I appreciate the concern that Dad expressed in the letter this week about safety here in Mexico. President Mendoza explained things very well in his letter to the families. I really have no idea of what is on the news there and in other parts of the world, but, based on the phone calls and letters we receive in the offices, I think that they paint the picture a lot worse than things really are. (Or maybe it is just that those who call are family members who love and worry about their missionary sons and daughters.) As you know, I spent six months in Reynosa, and as an assistant to President Mendoza I am quite involved with everything that goes on in the mission, both frontera (border) and ciudad (city). And I can tell you that, yes, there are things going on, but that the missionaries are protected and the work goes on.
This week was wonderful. Monday and Tuesday we were involved in the sacred process of transfers. As always, it was incredible. This time, we finished in record time. (Of course, last transfer we finished quickly but spent the rest of the week making changes to the transfers as we received more information about the missionaries.)
I have described the transfer process before, but one of the parts that most impacts me is how much we pray. We start with a prayer. We place the zone leaders and we pray. We place the district leaders and we pray. We place the tutors and we pray. We place the senior companions and we pray. We place the junior companions and we pray. When we finish, we pray. Participating in the transfer process has helped me strengthen my testimony that church government and organization, as well as who is called to what calling, is a sacred thing and truly inspired.
After the last prayer Tuesday night, when we were finishing the transfers, I took a few minutes to look at the transfer board. For a few minutes, it seemed as if my eyes were opened. I saw the potential of each missionary and each companionship, how each brought certain strengths but also certain weaknesses, and what they could achieve if they worked together.
I don’t know if I have told you this before, but I have discovered that personal growth, improvement, and progression in the mission field are accelerated. If a missionary works hard and sets goals, he can achieve miracles in the lives of others and his own life much quicker than he could at home.

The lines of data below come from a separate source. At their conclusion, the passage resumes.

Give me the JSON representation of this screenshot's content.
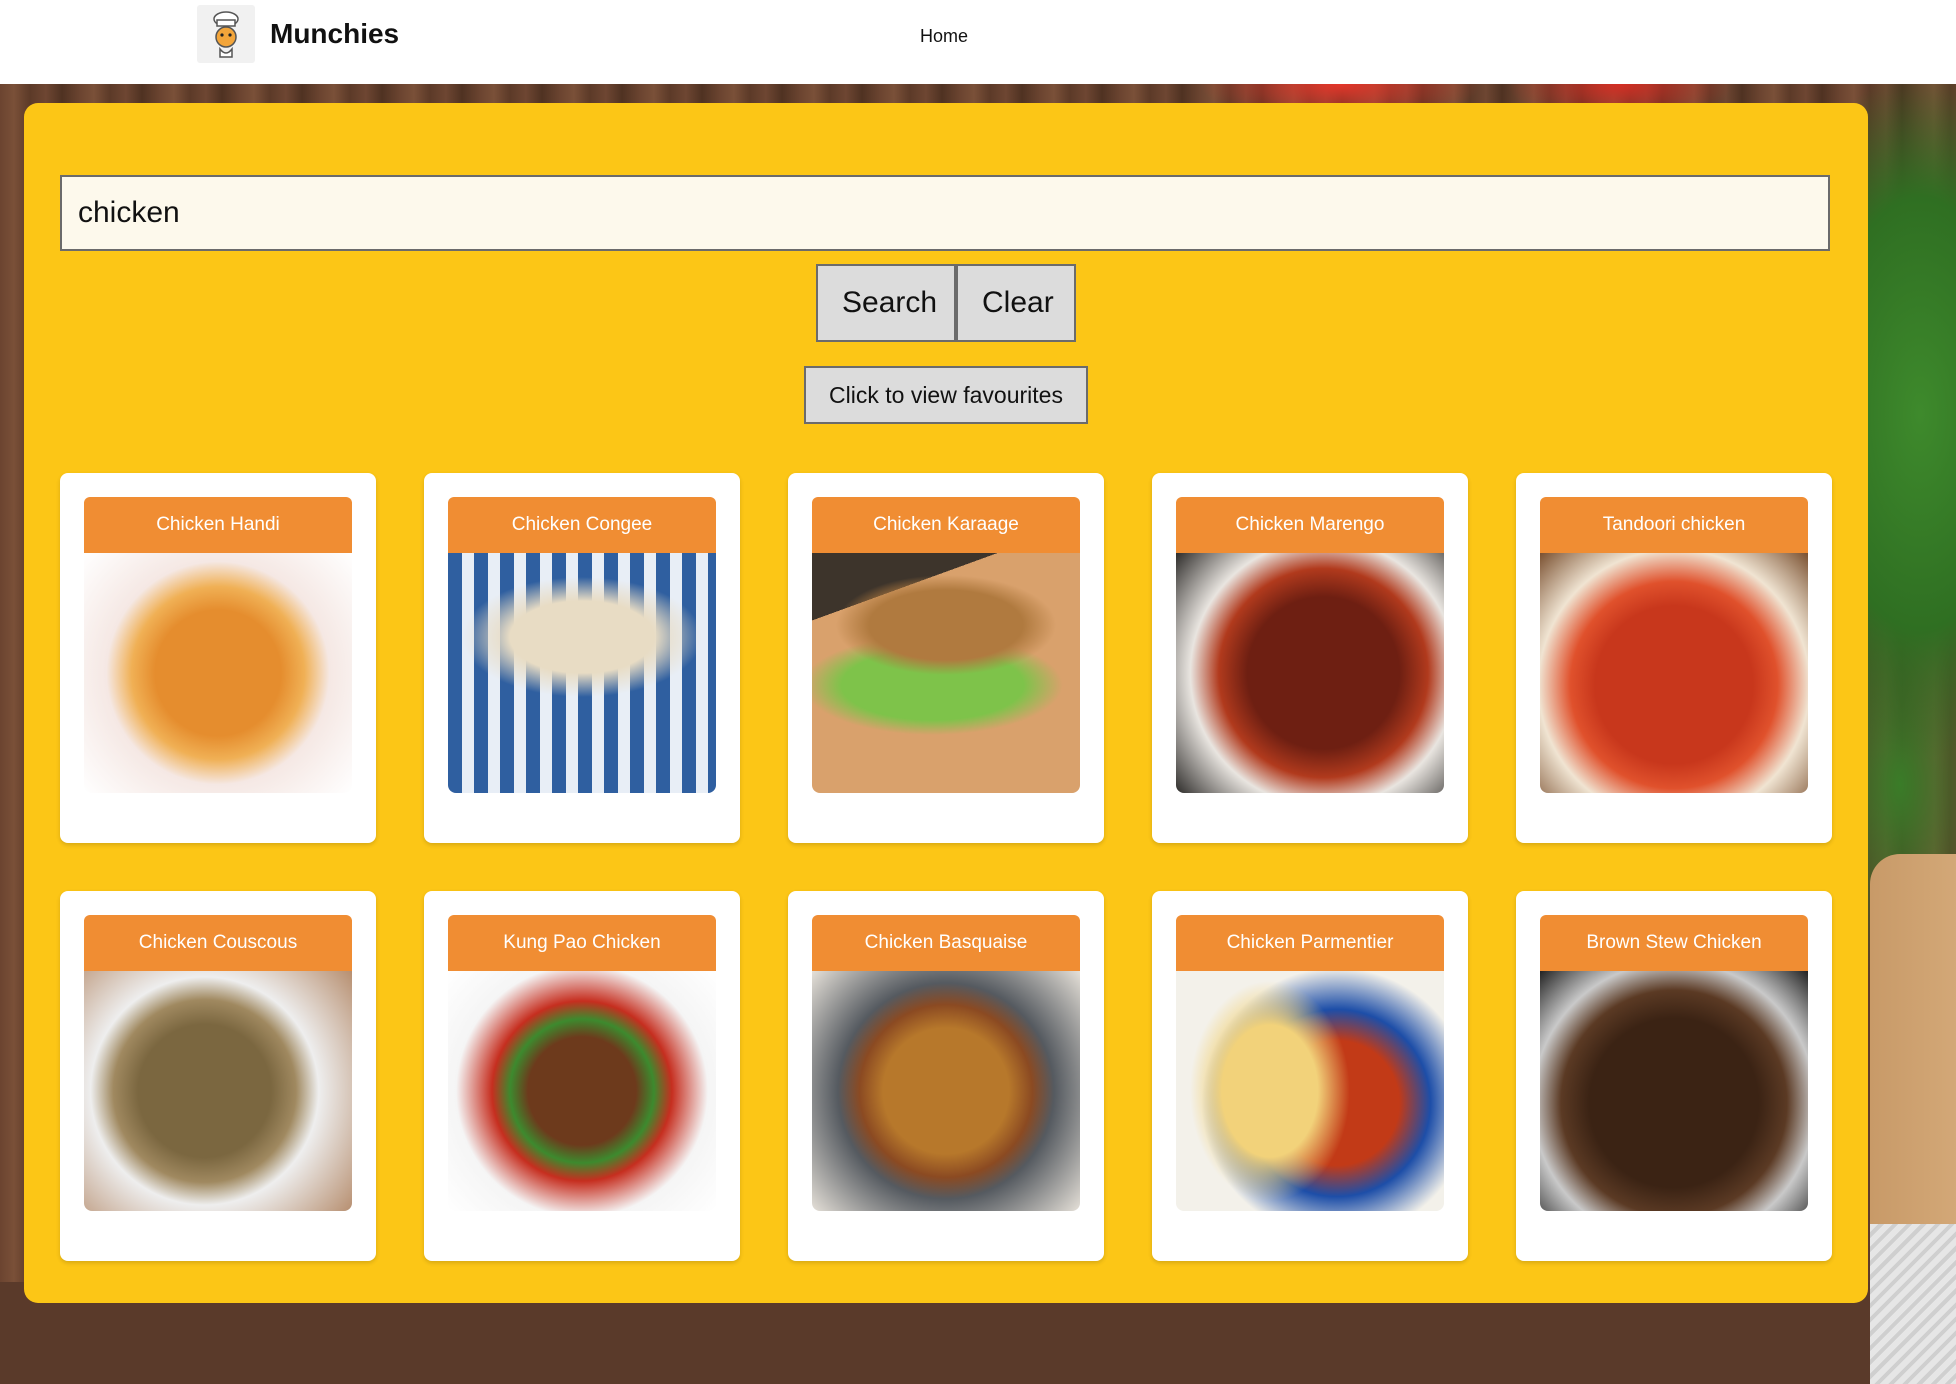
{
  "header": {
    "brand": "Munchies",
    "nav": [
      "Home"
    ]
  },
  "search": {
    "value": "chicken",
    "search_label": "Search",
    "clear_label": "Clear",
    "favourites_label": "Click to view favourites"
  },
  "recipes": [
    {
      "title": "Chicken Handi"
    },
    {
      "title": "Chicken Congee"
    },
    {
      "title": "Chicken Karaage"
    },
    {
      "title": "Chicken Marengo"
    },
    {
      "title": "Tandoori chicken"
    },
    {
      "title": "Chicken Couscous"
    },
    {
      "title": "Kung Pao Chicken"
    },
    {
      "title": "Chicken Basquaise"
    },
    {
      "title": "Chicken Parmentier"
    },
    {
      "title": "Brown Stew Chicken"
    }
  ],
  "colors": {
    "panel": "#fcc616",
    "card_title_bg": "#f08d33",
    "card_bg": "#ffffff"
  }
}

As part of the transfer process, we decided that it is time that the assistants change area. Our current area, Victoria, is somewhat distant from the offices, so next Tuesday my companions and I will be transferred together to America, an area closer to the offices. I have never opened an area before, but I am excited. It will be somewhat of an adventure, an experience for learning and growth. We are going to work hard, building on the foundation that the missionaries before us left in the area book, and looking for the Lord’s chosen children who are waiting for the Lord’s chosen servants.
Wednesday, we had our mission president´s council, which is a meeting with President Mendoza and his counselors. We talked about the needs of our mission and thus chose the topics for the next day’s zone leader council.
Thursday we had the ZLC. It was incredible. President Mendoza began teaching us two great principles. First, he taught us about sacrifice, based on the story of Cain and Abel, and the importance of sacrificing what the Lord asks, not what we want to give. Then he talked about councils and their role in the Church. President Mendoza is a great teacher.
When Elder de Hoyos came to our mission two weeks ago, he also taught us about councils. He taught us many things. One of the things that most caught my attention was his teachings about questions. He told us that good questions are one of a teacher’s most powerful tool. He told us that he himself has been trying to ask more questions instead of giving more answers. For example, he said that when he is in a conference with an Area Seventy or stake or mission presidents and someone asks him a question, and he begins to give a response, but President Johnson, the Area President, tugs his jacket, reminding Elder de Hoyos to respond with a question that helps the questioner find is own answer.
So I have been trying to follow his example. When I prepared my topic for the ZLC, all I did was make a list of good questions to prompt discussion and help us find the answers as a council. It went well. It was truly amazing.
Speaking of missionaries, in his letter Dad . . . asked me what helped me decide to serve a mission.
There are many things that helped me make that decision, but I think one of the most important factors is that I made that decision a long time before I turned 19. At least since I was 14, and probably a lot earlier, in the back of mind I always had two prime goals: go on a mission and become a good husband and father some day. It was part of my mindset.
Of course there are lots of other factors, such as good friends, good parents, being active in church, Mutual, and seminary. Another important factor was my pre-mission experiences with missionary work. I still remember my mission-for-a-day feelings and experiences.
When I think about my peers that decided not to serve, I think that they also made that decision long before they turned 19, or they consciously made other decisions that would later impede full-time missionary service--decisions such as not to attend seminary very often (or not to participate if their parents forced them to go). Decisions to spend time with the wrong sort of people, or decisions to break commandments.